Saturday, October 16, 2010

The Scent of a Man

I thought about my grandpa today.

I had no good reason to think about him. He has, after all, been dead for almost 25 years. But I thought about him just the same.

This past week has been difficult--my emotions are all over the place--and at times like these, for whatever reason, I think about him.

I don't think about his last years, when cancer ravaged his body. I barely remember how he looked at the end. "Sickly" comes to mind when I think about his final days, but those aren't the days I remember.

Today, and like other days when I think about him, I remember him as a giant of sorts, vibrant, healthy, with a robust and contagious laugh. I remember his hands, holding me tight and swinging me toward the sky, flinging me in the air...flying toward space, then hurtling toward the ground, and a moment before hitting, those same hands scooping me up, bringing me in and crushing me to his chest for a bear hug.

I remember him telling me I was pretty.

He was the first person to put me in touch with my imagination--we used to build towers and castles out of beer cans. He was also the first person to ever tell me that I was so full of shit that my eyes were brown!

I remember sitting on his lap, feeling safe. Never before and not since have I ever felt that secure in a man's arms.

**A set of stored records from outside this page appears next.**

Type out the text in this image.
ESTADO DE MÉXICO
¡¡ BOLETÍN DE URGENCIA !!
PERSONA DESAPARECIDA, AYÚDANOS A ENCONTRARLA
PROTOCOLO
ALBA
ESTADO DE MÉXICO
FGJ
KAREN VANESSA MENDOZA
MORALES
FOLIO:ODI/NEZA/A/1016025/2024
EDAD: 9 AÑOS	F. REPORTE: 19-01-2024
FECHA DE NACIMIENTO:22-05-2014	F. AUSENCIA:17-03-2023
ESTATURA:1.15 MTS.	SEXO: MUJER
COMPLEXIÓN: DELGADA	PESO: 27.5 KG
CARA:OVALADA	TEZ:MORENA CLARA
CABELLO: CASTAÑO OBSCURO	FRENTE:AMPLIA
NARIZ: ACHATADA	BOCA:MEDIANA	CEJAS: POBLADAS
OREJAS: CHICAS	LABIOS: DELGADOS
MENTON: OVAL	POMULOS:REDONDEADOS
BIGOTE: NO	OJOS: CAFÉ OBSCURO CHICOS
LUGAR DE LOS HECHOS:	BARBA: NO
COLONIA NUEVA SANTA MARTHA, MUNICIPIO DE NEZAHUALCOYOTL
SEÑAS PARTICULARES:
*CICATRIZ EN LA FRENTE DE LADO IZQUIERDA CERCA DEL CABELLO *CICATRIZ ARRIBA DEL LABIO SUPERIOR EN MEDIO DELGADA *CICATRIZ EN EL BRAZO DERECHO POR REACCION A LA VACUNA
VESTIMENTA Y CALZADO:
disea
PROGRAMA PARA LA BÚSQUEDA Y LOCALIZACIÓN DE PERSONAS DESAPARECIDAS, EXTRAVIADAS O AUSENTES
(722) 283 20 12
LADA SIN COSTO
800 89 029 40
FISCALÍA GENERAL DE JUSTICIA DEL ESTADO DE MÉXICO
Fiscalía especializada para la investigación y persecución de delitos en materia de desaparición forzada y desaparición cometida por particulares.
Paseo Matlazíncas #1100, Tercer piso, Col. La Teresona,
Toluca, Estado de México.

I remember feeling like a co-conspirator when he would do something silly...like the time he was grilling chicken in the backyard and dropped a chicken leg into a pile of dirt. He looked around, bent down and picked it up, then motioned for me to follow him. He swept me into the kitchen laughing and said, "Watch this!" He rinsed the chicken leg under cold running water, then shook it off and put it on a plate. He winked at me, picked me up, and said, "Don't tell your grandma. She doesn't need to know." Then he proceeded to walk back into the yard and hand the plate to my grandma. She ate the chicken.

I thought about all of this today in the early morning quiet while I pushed my cart through the grocery store. I had a small smile on my face, reminiscing, when it hit me. It was like I had run full-force into a concrete wall.

I smelled him.

I don't remember my grandpa wearing cologne, but I remember what he smelled like. And that scent, the first scent I associated with a strong man, hit me from all sides. I wanted to look around, but forced myself not to, knowing full well that grandpa wasn't there. I don't know who or what it was, but his scent was there.

I yanked my cart and hurried away, tears welling in my eyes. I kept my head down, knowing if I looked up, the tears threatening to spill over would start flowing. I paid for my groceries and made my way across the parking lot, the sun bouncing off my tears, making me see strange, diamond-like prisms.

When I finally pulled myself together, I got myself home, put away the groceries and then sat down to write this and it occurred to me that while he taught me much about great love...he later taught me much more about great loss.

I miss him.

1 comment:

Cheryl said...

I just caught up on a bunch of your posts. You're a wonderful writer. You're way too busy. I can't wait for your husband to get a job. You need some time for YOU!